Ölü yapraklardan oluşan köklerin, besin açısından zayıf volkanik topraklardan daha fazla besin çekebilecek şekilde evrimleştiği düşünülüyor. Dalling, “Panama, Kuzey ve Güney Amerika arasında 7 milyon yıl önce oluşan takımadalara dayanan bir kara köprüsüdür. Bu adalar, geçmişteki volkanik faaliyetlerin sonucunda ortaya çıkmışlardır” diyor. Ayrıca, “Keşfettiğimiz bir bölgede, metrelerce derinliğe sahip bir volkanik kül tabakası, kumsalda bulduğunuz kum gibi görünüyordu. Orada yetişen bitkiler, orman rezervinin başka yerlerinde bulduğumuz bitkilerden oldukça farklıydı” şeklinde ekliyor.

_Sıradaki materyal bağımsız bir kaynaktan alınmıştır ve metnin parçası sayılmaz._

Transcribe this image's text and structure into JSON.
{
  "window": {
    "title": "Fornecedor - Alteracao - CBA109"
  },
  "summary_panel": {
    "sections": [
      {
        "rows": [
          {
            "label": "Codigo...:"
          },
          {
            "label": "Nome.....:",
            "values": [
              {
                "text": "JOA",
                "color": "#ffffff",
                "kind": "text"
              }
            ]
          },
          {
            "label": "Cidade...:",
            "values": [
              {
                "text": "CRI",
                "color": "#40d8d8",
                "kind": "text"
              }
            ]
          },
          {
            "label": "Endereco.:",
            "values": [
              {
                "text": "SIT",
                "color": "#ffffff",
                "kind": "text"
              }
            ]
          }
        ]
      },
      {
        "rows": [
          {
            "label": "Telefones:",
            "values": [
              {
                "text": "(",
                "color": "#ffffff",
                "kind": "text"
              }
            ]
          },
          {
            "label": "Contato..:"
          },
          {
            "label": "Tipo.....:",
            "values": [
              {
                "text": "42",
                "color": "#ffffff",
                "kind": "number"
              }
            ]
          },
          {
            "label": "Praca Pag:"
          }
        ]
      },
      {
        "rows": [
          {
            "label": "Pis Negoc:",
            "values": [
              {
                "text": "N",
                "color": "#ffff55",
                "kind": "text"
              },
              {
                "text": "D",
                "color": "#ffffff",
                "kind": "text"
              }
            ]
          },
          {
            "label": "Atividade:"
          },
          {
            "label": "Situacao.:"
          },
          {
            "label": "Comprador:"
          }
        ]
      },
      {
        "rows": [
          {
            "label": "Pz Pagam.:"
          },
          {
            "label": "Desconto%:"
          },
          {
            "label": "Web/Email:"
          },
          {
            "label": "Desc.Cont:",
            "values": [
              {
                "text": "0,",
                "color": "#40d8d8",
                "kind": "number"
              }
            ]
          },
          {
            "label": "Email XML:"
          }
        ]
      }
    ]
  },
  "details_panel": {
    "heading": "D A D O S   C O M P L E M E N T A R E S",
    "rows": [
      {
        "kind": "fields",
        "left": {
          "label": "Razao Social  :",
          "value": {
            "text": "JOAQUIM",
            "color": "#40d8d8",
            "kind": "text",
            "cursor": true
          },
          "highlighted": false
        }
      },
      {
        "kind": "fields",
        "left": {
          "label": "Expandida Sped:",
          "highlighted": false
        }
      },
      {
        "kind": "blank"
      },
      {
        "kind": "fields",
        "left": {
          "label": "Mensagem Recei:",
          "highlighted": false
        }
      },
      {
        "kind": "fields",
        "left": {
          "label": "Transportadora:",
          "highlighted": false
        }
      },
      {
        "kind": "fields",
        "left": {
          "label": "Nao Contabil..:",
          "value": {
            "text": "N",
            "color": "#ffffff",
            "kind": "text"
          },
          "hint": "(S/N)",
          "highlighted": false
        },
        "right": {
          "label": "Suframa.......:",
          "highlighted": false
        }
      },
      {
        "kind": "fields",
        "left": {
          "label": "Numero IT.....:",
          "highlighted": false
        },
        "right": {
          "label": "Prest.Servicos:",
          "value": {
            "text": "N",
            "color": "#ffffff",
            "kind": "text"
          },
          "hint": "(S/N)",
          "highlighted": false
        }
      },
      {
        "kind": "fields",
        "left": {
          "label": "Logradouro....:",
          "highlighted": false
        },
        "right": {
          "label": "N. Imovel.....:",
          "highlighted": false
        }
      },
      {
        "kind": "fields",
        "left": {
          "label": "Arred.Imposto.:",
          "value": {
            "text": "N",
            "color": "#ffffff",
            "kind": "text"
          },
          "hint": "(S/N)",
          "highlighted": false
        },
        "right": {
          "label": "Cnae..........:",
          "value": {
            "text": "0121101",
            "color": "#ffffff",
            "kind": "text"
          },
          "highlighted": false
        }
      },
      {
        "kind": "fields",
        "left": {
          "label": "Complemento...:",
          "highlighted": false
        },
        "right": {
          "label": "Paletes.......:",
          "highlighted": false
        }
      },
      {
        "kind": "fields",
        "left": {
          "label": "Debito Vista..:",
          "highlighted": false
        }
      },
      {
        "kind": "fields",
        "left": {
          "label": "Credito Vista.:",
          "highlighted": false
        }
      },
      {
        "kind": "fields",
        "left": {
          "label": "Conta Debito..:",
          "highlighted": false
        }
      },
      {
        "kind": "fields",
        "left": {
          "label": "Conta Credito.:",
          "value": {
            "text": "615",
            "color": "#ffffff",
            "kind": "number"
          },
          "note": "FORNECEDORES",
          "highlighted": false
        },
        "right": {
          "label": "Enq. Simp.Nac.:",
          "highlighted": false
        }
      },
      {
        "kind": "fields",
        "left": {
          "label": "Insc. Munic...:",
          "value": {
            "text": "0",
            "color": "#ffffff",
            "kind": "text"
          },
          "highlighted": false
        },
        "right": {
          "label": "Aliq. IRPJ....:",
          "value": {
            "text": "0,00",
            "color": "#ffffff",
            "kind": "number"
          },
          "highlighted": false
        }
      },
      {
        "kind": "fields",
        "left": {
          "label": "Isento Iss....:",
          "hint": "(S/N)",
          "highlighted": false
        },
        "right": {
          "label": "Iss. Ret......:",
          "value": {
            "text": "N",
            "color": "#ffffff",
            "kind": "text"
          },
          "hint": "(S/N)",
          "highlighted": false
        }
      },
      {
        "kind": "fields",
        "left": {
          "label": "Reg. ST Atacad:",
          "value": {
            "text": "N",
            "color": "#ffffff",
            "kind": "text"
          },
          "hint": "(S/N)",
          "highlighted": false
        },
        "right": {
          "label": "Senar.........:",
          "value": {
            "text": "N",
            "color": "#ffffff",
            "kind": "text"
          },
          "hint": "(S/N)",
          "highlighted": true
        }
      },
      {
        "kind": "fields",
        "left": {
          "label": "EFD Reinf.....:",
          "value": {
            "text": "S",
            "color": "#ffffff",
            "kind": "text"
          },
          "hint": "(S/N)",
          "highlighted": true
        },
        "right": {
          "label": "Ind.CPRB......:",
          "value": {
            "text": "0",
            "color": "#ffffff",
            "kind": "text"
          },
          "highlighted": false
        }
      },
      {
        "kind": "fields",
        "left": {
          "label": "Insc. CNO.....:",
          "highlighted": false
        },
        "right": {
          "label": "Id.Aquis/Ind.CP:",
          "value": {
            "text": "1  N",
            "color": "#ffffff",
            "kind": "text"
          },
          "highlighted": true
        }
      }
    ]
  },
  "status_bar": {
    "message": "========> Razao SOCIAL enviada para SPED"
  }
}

Cyathea rojasiana, oldukça yavaş bir büyüme sürecine sahiptir ve başlangıçta yapraklarını geliştirmek için büyük miktarda enerji harcamaktadır. Genellikle yalnızca 2 metre uzunluğa kadar büyüyebilen bu ağaçlar, yaprakları yaşlanıp sarkmaya başladığında, her zaman yere temas etmeleri için uygun bir yapı sergilemektedir.

Bu çalışma, Ecology dergisinde yayımlanmıştır.